さらば愛しき大久保町

さらば愛しき大久保町 (ハヤカワ文庫 JA タ 9-5)

さらば愛しき大久保町 (ハヤカワ文庫 JA タ 9-5)

 ハヤカワ文庫版大久保町三部作遂に完結。
 と言っても、それぞれ世界観からして独立した作品なので、どれから読んでも構わなかったりしますが。

 今回は主人公が強いのに理由があったり、ヒロインの王女様までかなり抜けてたり、河合茂平がそんなに抜けてなかったりで、三部作の中では一番筋立っていたものの――その分、田中哲弥としての面白みは少なかったように思える。
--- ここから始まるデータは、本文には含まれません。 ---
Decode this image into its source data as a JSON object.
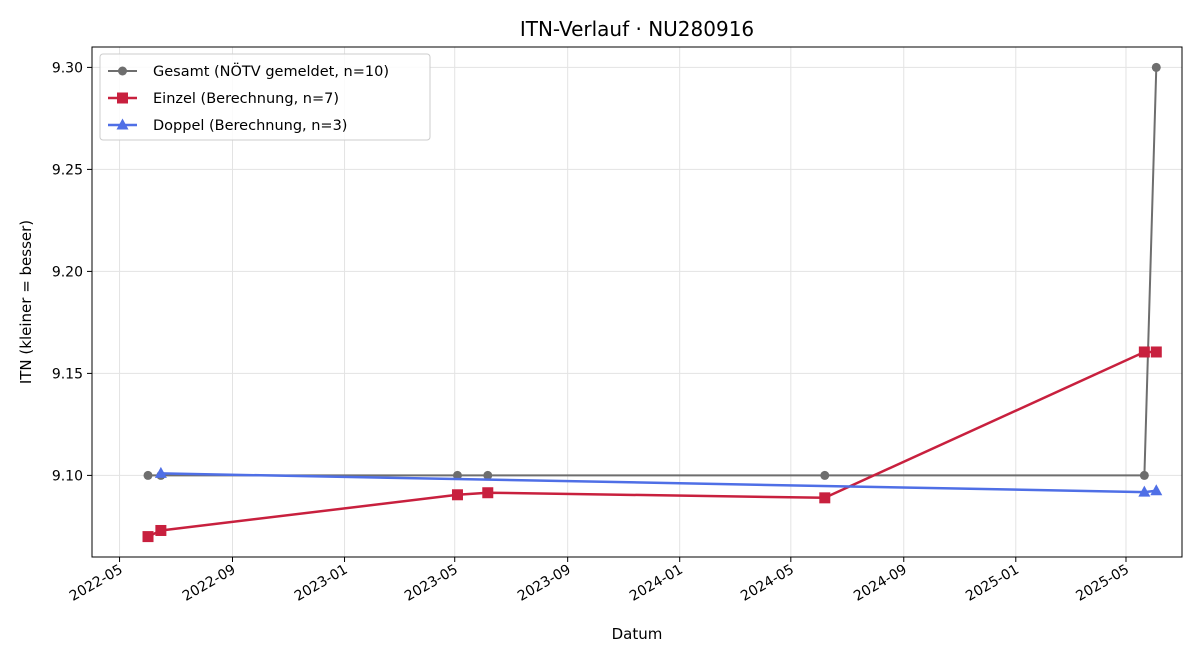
{
  "chart_data": {
    "type": "line",
    "title": "ITN-Verlauf · NU280916",
    "xlabel": "Datum",
    "ylabel": "ITN  (kleiner = besser)",
    "x_ticks": [
      "2022-05",
      "2022-09",
      "2023-01",
      "2023-05",
      "2023-09",
      "2024-01",
      "2024-05",
      "2024-09",
      "2025-01",
      "2025-05"
    ],
    "y_ticks": [
      "9.10",
      "9.15",
      "9.20",
      "9.25",
      "9.30"
    ],
    "xlim": [
      "2022-04-01",
      "2025-07-01"
    ],
    "ylim": [
      9.06,
      9.31
    ],
    "grid": true,
    "legend_position": "top-left",
    "series": [
      {
        "name": "Gesamt (NÖTV gemeldet, n=10)",
        "color": "#6e6e6e",
        "marker": "circle",
        "points": [
          {
            "x": "2022-06-01",
            "y": 9.1
          },
          {
            "x": "2022-06-15",
            "y": 9.1
          },
          {
            "x": "2023-05-04",
            "y": 9.1
          },
          {
            "x": "2023-06-06",
            "y": 9.1
          },
          {
            "x": "2024-06-07",
            "y": 9.1
          },
          {
            "x": "2025-05-21",
            "y": 9.1
          },
          {
            "x": "2025-06-03",
            "y": 9.3
          }
        ]
      },
      {
        "name": "Einzel (Berechnung, n=7)",
        "color": "#c8203e",
        "marker": "square",
        "points": [
          {
            "x": "2022-06-01",
            "y": 9.07
          },
          {
            "x": "2022-06-15",
            "y": 9.073
          },
          {
            "x": "2023-05-04",
            "y": 9.0905
          },
          {
            "x": "2023-06-06",
            "y": 9.0915
          },
          {
            "x": "2024-06-07",
            "y": 9.089
          },
          {
            "x": "2025-05-21",
            "y": 9.1605
          },
          {
            "x": "2025-06-03",
            "y": 9.1605
          }
        ]
      },
      {
        "name": "Doppel (Berechnung, n=3)",
        "color": "#4f6fe6",
        "marker": "triangle",
        "points": [
          {
            "x": "2022-06-15",
            "y": 9.101
          },
          {
            "x": "2025-05-21",
            "y": 9.0918
          },
          {
            "x": "2025-06-03",
            "y": 9.0925
          }
        ]
      }
    ]
  }
}
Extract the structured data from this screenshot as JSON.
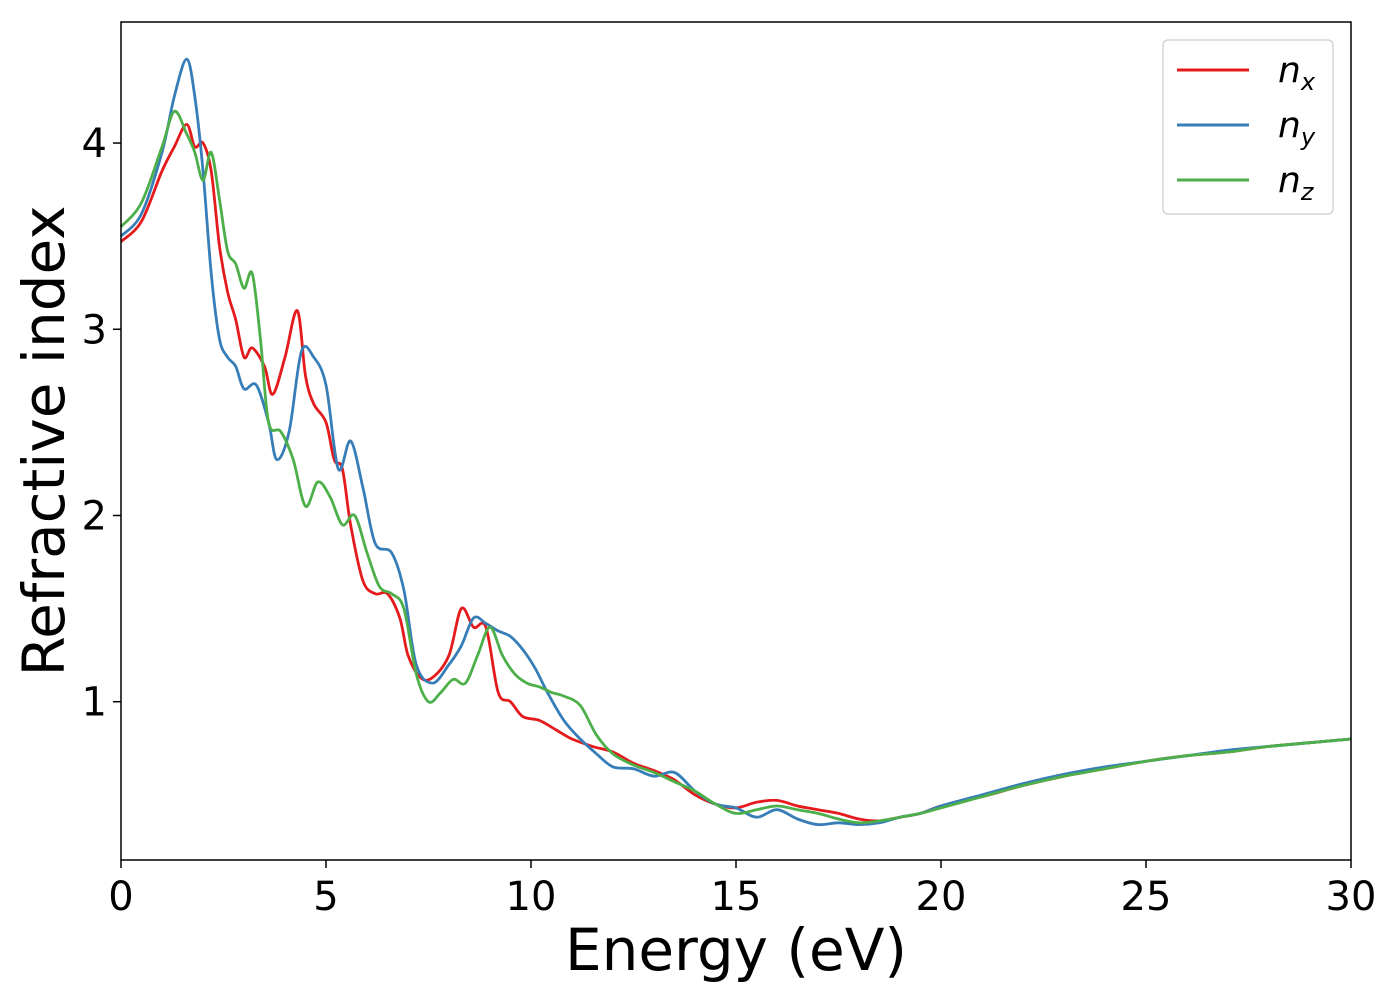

いや、他の二作品と比べてという話なので、面白いことに変わりはないのだけど。

 田中哲弥の何がそこまで面白いのか、と問われても答えに窮する。肩の力が抜けたような独特の語りが魅力なのは確かだが、それだけではないはず。『秒速五センチメートル』みたいに、体験できなかった甘酸っぱい青春の肩代わり論法は論外にしておきたいところ。
 つまるところ、もっと新作を書いてくれないとわからんので、ぜひぜひ仕事をしてください。


 そういえば、この三部作で注目すべき点がもう一つある。帯や目次、登場人物紹介がDVDを模したような体裁をしているのだ。なにせ、コレクターズ・エディションらしいから。
 特典映像ならぬ特典解説もついてたりで、中身のこだわりはなかなか面白い。ここまでやるなら、カバーがトールケースを模すところまで期待をしたいところだけど、さすがに予算とかフォーマットとかがあったんだろうなあ。残念。